Rising business costs in Singapore may be passed on to consumers
October 28, 2013 Leave a comment
Rising business costs may be passed on to consumers
SINGAPORE — As business costs continue to rise, trade associations are warning that companies may be forced to increase prices to maintain their profitability.
BY LEE YEN NEE –
4 HOURS 43 MIN AGO
SINGAPORE — As business costs continue to rise, trade associations are warning that companies may be forced to increase prices to maintain their profitability. Singapore Business Federation Chief Executive Ho Meng Kit said pressure on the business community to maintain profitability in the face of higher costs is intensifying: “Even as Singapore expects economic growth for the full year in 2013, businesses continue to face cost adjustments … there are also small and medium enterprises (SMEs) that find it harder to borrow, due to their lower profitability amid the current tougher environment. “With this in mind, it is inevitable that consumers may expect to see some costs being passed on.”The warning comes in the wake of the Monetary Authority of Singapore and the Ministry of Trade and Industry flagging last week the risk of higher core inflation as a result of rising pressure on labour, land and transport costs.
Mr Thomas Fernandez, Vice-President (Communications) of the Association of Small and Medium Enterprises, said rising costs have had a “detrimental” effect on the bottom line of many SMEs, which make up more than 90 per cent of all businesses in Singapore.
“Although this might not be sustainable in the long term, some companies might pass this additional cost on to consumers,” he said, adding that some businesses may resist raising prices out of fear that they will lose their competitiveness.
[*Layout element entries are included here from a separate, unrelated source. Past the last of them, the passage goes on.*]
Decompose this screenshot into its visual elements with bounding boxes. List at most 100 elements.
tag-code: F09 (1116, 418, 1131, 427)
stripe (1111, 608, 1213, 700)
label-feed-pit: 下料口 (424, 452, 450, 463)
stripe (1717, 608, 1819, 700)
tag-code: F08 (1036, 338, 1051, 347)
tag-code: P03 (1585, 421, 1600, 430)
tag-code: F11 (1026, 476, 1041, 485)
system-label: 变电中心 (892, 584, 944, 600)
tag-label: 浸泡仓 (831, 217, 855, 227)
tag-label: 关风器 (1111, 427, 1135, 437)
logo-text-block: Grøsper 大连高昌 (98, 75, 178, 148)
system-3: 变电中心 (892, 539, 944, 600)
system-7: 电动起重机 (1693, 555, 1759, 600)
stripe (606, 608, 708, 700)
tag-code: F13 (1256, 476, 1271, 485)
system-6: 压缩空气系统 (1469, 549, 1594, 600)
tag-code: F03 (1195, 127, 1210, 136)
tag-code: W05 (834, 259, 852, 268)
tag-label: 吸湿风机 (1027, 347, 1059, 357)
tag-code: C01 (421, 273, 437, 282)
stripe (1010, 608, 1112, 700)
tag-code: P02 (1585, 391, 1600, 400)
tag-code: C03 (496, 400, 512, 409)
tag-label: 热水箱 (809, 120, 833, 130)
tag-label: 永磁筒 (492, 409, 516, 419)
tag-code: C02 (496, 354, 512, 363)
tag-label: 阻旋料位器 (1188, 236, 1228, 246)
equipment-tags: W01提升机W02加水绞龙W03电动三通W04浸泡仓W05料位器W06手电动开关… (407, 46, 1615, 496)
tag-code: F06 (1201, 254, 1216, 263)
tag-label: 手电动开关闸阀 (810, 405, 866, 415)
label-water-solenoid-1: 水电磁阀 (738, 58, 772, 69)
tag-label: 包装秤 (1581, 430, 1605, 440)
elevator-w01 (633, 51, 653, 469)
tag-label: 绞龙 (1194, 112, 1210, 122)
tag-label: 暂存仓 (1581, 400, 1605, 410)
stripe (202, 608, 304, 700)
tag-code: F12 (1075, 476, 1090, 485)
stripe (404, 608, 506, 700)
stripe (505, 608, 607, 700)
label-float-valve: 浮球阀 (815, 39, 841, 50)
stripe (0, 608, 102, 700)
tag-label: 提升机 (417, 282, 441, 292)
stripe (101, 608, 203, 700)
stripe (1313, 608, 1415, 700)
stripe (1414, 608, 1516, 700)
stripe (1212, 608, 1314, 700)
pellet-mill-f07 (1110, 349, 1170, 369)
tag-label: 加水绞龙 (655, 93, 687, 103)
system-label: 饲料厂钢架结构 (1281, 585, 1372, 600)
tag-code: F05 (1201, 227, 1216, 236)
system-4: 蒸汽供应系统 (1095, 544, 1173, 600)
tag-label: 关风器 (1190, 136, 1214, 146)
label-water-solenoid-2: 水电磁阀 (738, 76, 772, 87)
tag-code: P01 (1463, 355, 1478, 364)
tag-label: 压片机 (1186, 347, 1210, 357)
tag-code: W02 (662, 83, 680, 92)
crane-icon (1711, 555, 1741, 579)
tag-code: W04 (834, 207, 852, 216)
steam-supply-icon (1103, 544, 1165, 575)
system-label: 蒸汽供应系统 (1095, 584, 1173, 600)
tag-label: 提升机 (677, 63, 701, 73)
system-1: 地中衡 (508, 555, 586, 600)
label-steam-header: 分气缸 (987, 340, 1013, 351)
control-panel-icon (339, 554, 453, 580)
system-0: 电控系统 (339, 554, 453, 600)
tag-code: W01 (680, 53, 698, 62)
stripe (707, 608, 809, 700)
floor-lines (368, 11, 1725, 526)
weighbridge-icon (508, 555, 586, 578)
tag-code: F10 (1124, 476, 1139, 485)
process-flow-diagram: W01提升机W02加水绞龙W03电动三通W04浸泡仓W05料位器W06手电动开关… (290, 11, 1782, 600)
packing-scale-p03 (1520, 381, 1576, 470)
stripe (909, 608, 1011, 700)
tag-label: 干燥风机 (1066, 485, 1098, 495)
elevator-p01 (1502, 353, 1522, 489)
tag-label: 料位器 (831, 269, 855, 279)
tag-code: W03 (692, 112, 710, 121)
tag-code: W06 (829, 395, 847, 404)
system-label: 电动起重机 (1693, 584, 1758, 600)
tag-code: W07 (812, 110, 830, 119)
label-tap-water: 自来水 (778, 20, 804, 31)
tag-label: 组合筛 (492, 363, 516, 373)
Businesses TODAY spoke to said that, while managing rising costs has proven to be a major headache, the bigger challenge is to remain competitive.
Mr Vincent Tan, Managing Director of food and beverage business Select Group, which manages restaurants like Peach Garden and Lerk Thai, said increasing prices would be a last resort.
“Singapore is a very competitive market — you can raise your prices, but consumers still have so many choices. So that’s the last thing we will do, unless we have tried everything else — cut costs, streamline processes, reduce manpower — and we still can’t survive,” Mr Tan said.
For civil engineering firm Samwoh, the increase in operational expenditure will inevitably be transferred to its customers, as the company has to reflect higher costs when competing for tenders.
“Labour is much more expensive now: Each foreign worker now costs S$1,800 to S$2,000 after taking into account salary, levy, accommodation and insurance. Transport costs have also increased: One lorry is now 30 to 40 per cent more expensive compared with a few years ago because COE (Certificate of Entitlement) prices are so high,” said Chief Operating Officer Ho Nyok Yong.
“All these affect margins and eventually have to be passed on to customers. When we tender for new jobs, we have to factor all these in,” Dr Ho said.
Both Select and Samwoh said they have used government grants and schemes to upgrade their operations to become more productive and reduced their reliance on manpower in order to remain competitive.
Steps that Select has taken include implementing an e-ordering and e-payment system. It also now uses a central kitchen to handle all the cooking, saving on time and manpower.
Samwoh, on the other hand, has invested in a research and development team to come up with innovations that can improve efficiency.
“We have applied some of the innovations and upgraded our machinery with more functions. One example is that we used to need eight people to pave the road. Now we need only six to get the same work done,” Dr Ho noted.
But the Singapore Chinese Chamber of Commerce & Industry (SCCCI) said more can be done to help businesses in Singapore, especially in managing manpower costs that are rising due to the tight labour market and higher foreign worker levies.
SCCCI President Thomas Chua said: “The government can consider allowing companies to retain their existing foreign workers who have performed well when their employment passes or work permits are due for renewal. This would help businesses save on the costs incurred to find and retain suitable candidates.”
“The implementation of the Fair Consideration Framework should be simple and straightforward so that businesses will not have to deal with additional compliance costs as well,” he suggested.